My son needs a haircut. Desperately. His hair is almost covering his eyes, and he regularly points to it to remind me that it’s too long and floppy. I’m holding out on that trim because the longer Max has that mop top, the longer he looks like a younger kid — and it’s better for him if people don’t perceive his real age.

Plenty of mothers don’t want their adorable children to get older, but I have a good reason.

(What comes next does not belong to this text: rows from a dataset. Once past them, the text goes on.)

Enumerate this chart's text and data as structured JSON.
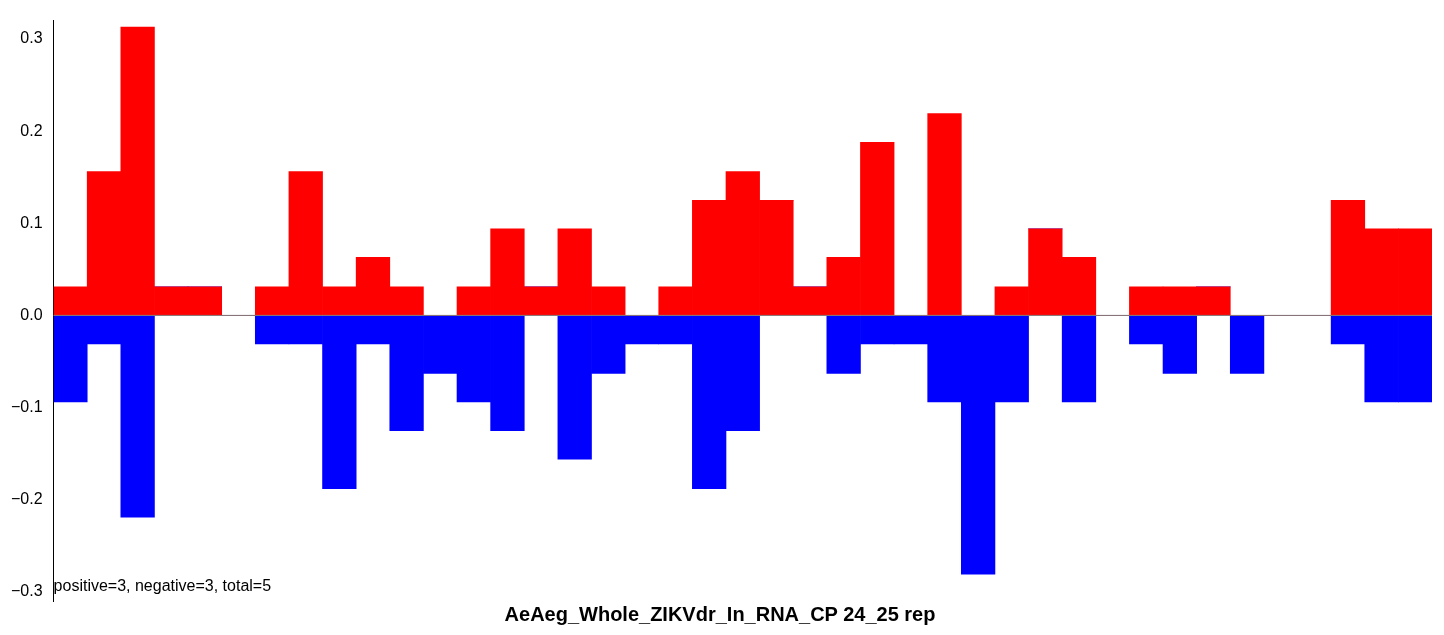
{
  "chart_data": {
    "type": "bar",
    "title": "AeAeg_Whole_ZIKVdr_In_RNA_CP 24_25 rep",
    "stacked": true,
    "categories": [
      null,
      null,
      null,
      null,
      null,
      null,
      null,
      null,
      null,
      null,
      null,
      null,
      null,
      null,
      null,
      null,
      null,
      null,
      null,
      null,
      null,
      null,
      null,
      null,
      null,
      null,
      null,
      null,
      null,
      null,
      null,
      null,
      null,
      null,
      null,
      null,
      null,
      null,
      null,
      null,
      null
    ],
    "series": [
      {
        "color": "#ff0000",
        "values": [
          0.031,
          0.156,
          0.313,
          0.031,
          0.031,
          0,
          0.031,
          0.156,
          0.031,
          0.063,
          0.031,
          0,
          0.031,
          0.094,
          0.031,
          0.094,
          0.031,
          0,
          0.031,
          0.125,
          0.156,
          0.125,
          0.031,
          0.063,
          0.188,
          0,
          0.219,
          0,
          0.031,
          0.094,
          0.063,
          0,
          0.031,
          0.031,
          0.031,
          0,
          0,
          0,
          0.125,
          0.094,
          0.094
        ]
      },
      {
        "color": "#0000ff",
        "values": [
          -0.094,
          -0.031,
          -0.219,
          0,
          0,
          0,
          -0.031,
          -0.031,
          -0.188,
          -0.031,
          -0.125,
          -0.063,
          -0.094,
          -0.125,
          0,
          -0.156,
          -0.063,
          -0.031,
          -0.031,
          -0.188,
          -0.125,
          0,
          0,
          -0.063,
          -0.031,
          -0.031,
          -0.094,
          -0.281,
          -0.094,
          0,
          -0.094,
          0,
          -0.031,
          -0.063,
          0,
          -0.063,
          0,
          0,
          -0.031,
          -0.094,
          -0.094
        ]
      }
    ],
    "ylim": [
      -0.31,
      0.32
    ],
    "yticks": [
      {
        "value": -0.3,
        "label": "−0.3"
      },
      {
        "value": -0.2,
        "label": "−0.2"
      },
      {
        "value": -0.1,
        "label": "−0.1"
      },
      {
        "value": 0,
        "label": "0.0"
      },
      {
        "value": 0.1,
        "label": "0.1"
      },
      {
        "value": 0.2,
        "label": "0.2"
      },
      {
        "value": 0.3,
        "label": "0.3"
      }
    ],
    "ref_lines": [
      {
        "axis": "y",
        "value": 0,
        "color": "#808080"
      }
    ],
    "annotations": [
      "positive=3, negative=3, total=5"
    ],
    "tick_labels": "y",
    "grid": false,
    "legend": false
  }
}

Max is 12 years old. He has cerebral palsy, which has caused challenges with speech and fine motor skills, along with cognitive impairment. Sometimes, my husband or I have to help feed him when we’re out at restaurants because he has trouble grasping the spoon. He uses a speech app on his iPad to communicate but if that’s not handy, we have to translate what he’s saying to others because his words come out garbled, as hard as he tries. We need to hold his hand walking up and down stairs. He cannot yet dress himself. Occasionally, he drools because of a lack of oral-motor control.

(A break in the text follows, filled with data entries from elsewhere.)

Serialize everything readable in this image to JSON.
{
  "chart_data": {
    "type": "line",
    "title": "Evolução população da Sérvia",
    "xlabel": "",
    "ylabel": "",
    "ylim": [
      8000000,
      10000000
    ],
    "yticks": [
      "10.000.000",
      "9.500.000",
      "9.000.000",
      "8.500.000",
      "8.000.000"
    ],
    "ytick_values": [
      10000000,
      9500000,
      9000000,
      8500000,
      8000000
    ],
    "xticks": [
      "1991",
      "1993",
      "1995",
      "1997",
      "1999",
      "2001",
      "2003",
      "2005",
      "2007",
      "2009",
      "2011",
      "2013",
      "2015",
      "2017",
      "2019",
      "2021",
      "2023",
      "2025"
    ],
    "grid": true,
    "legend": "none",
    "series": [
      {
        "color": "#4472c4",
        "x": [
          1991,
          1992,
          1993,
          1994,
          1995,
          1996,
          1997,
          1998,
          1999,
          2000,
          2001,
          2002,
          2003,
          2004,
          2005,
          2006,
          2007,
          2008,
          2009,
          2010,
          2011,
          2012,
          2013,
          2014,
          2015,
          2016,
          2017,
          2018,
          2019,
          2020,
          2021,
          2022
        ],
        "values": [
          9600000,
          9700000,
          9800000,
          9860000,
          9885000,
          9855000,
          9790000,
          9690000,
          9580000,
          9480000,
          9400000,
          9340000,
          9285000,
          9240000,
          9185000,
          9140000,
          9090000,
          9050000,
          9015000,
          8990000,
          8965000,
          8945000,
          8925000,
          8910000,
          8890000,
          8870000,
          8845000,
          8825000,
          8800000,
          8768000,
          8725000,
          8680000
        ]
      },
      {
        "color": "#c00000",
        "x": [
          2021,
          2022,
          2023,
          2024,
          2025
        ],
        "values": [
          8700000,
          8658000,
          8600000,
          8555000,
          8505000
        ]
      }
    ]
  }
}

Max is a good-looking kid (granted, I have no objectivity whatsoever). He’s also on the short side for his age. When his hair has that bowl cut thing going on, he can easily pass for a kid who’s 10 or 9 or even younger; when he gets a haircut, he instantly looks a couple of years older. Recently, we went on a train ride where you had to purchase a ticket for children ages six and up and the conductor checked to see how old he was. “Ell!” said Max. “Twelve,” I translated.

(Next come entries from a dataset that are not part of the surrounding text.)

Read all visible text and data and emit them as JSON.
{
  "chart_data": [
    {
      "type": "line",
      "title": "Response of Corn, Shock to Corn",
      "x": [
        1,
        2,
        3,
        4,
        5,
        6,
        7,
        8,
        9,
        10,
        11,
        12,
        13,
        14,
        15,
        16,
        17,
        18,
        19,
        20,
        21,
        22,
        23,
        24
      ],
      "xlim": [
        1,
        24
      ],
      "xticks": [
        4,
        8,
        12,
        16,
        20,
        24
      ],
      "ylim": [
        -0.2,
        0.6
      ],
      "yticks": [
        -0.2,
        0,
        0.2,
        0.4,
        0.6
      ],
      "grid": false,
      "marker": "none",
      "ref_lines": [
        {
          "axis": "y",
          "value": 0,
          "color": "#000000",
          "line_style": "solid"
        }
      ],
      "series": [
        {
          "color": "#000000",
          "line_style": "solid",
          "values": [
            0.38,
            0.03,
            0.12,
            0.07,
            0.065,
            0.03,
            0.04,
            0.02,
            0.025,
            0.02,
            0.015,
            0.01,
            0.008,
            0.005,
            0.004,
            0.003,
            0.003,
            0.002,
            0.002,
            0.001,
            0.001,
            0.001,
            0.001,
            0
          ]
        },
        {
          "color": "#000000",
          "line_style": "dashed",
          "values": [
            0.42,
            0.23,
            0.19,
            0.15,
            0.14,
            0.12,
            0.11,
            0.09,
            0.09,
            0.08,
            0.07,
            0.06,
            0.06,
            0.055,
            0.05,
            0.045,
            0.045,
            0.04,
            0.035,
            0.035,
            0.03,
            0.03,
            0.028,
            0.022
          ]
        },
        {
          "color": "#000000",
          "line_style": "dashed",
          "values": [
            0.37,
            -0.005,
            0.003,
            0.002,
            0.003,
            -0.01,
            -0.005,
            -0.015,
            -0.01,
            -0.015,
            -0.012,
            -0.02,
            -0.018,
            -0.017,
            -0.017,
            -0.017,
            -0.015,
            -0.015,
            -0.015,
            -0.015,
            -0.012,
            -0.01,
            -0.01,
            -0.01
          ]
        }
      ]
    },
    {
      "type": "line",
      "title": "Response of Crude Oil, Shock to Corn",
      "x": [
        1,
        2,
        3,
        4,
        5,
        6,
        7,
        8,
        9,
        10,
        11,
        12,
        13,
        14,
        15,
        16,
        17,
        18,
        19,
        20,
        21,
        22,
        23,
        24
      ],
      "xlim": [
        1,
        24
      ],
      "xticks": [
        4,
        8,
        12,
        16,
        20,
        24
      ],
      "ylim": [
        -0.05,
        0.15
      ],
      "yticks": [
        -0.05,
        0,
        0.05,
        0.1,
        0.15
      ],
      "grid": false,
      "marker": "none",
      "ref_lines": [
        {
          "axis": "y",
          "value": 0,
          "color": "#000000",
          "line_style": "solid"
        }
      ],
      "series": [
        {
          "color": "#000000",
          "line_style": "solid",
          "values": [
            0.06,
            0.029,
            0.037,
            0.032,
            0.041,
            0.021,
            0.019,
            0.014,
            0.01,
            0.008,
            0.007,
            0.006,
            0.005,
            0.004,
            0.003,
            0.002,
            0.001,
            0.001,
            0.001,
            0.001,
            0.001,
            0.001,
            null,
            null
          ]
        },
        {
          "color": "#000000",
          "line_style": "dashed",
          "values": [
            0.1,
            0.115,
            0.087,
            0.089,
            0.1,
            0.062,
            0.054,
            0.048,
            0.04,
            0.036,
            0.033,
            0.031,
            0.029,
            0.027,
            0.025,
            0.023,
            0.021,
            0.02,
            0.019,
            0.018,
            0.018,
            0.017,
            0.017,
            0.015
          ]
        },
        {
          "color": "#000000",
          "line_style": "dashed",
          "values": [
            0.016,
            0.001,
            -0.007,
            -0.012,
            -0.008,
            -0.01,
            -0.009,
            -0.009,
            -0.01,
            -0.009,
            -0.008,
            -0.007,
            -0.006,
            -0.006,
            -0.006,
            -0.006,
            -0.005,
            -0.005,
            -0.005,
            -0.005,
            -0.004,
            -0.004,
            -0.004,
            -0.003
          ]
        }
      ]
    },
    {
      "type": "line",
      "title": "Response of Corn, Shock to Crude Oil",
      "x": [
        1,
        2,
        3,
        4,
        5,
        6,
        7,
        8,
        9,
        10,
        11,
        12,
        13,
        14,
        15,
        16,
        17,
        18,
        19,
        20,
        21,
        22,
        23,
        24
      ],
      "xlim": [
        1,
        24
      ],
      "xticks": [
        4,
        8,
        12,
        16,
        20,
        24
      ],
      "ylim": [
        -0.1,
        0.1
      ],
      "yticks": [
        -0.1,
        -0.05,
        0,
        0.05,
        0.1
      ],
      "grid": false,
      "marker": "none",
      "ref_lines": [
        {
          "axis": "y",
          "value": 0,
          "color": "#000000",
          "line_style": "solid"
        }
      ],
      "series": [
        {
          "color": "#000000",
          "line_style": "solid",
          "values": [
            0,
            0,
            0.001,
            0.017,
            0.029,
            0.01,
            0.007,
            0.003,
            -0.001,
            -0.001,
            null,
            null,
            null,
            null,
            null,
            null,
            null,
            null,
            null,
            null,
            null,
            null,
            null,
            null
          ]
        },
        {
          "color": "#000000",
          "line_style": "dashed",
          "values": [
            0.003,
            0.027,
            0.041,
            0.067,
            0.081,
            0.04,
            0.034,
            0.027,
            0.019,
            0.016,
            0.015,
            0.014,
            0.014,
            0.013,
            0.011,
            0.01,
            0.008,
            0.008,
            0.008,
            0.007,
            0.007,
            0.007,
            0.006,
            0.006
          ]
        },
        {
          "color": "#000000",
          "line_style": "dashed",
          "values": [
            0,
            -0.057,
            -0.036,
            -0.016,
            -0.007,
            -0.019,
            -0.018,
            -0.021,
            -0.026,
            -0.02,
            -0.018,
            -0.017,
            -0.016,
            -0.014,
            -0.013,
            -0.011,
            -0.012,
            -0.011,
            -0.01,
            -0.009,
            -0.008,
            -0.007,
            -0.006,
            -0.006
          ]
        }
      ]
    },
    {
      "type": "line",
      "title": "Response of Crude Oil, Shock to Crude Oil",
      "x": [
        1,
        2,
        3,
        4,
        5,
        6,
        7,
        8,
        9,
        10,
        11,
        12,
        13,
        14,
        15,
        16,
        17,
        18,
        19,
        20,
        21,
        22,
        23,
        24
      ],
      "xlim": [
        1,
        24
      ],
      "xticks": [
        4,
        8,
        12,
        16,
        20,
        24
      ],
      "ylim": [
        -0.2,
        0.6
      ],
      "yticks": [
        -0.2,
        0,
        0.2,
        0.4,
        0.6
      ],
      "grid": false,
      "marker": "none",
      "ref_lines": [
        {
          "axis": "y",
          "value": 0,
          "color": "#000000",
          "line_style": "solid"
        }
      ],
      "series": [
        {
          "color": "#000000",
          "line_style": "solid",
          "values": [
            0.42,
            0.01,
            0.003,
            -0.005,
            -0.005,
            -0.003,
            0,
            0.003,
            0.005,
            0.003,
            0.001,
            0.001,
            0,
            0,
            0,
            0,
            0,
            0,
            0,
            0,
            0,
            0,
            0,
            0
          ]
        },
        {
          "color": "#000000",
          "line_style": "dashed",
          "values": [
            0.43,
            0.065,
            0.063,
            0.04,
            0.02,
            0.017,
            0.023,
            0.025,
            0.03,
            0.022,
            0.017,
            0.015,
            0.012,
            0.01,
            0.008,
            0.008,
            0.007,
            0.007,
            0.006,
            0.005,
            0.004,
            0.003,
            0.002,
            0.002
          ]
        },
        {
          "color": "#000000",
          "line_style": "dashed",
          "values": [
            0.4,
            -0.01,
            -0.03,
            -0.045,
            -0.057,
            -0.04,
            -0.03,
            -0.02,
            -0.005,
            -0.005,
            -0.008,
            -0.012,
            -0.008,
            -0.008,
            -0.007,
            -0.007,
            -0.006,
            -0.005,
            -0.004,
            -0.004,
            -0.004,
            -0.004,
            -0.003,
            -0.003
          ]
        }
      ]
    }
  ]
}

People have always commented on Max’s cuteness. A boy with disabilities who’s happy-go-lucky with a great head of hair has his charms. People like Max; they want to interact with him … mostly. There are also those who stare at him, sometimes curiously and sometimes in a rude, gaping sort of way. They sense that Max is older than he looks. They’re wondering what’s up with him. “Is he a little kid?” young children who meet him occasionally ask, perplexed.

What happens, I worry, as Max gets older and he’s no longer that adorable kid? I mean, Max will always be his sunny self. But he will attract yet more gawking as it becomes clear he is an adolescent who has issues feeding himself and talking. As much progress as society has made toward accepting and respecting those who have disabilities, we have a long way to go. Some people aren’t comfortable around those who have visible differences. They see the special needs, not the person. They don’t know what to say or how to act; I’ve occasionally had to tell other moms and kids at the park or birthday parties, “Just say ‘Hi.”’

Max, he doesn’t consider himself different; he just knows to be himself and power on. Although he doesn’t yet notice the looks, I fear that someday, he will. And the last thing I’d want is for him to start thinking that something is “wrong” with him. Actually, there have been times when he thinks it’s me who has a problem. If he’s saying a word and I don’t get it, he’ll lean in close to my ear and say it louder. That “it’s not me, it’s you” mentality could prove to be a good buffer in a world that tends to view people with disabilities as lesser human beings.

And so, I prolong the haircut for as long as possible. I lovingly ruffle his hair, joke about Max looking like one of the Beatles, and pray that his youth will last a little longer, and that he’ll be protected from the stigma that awaits him.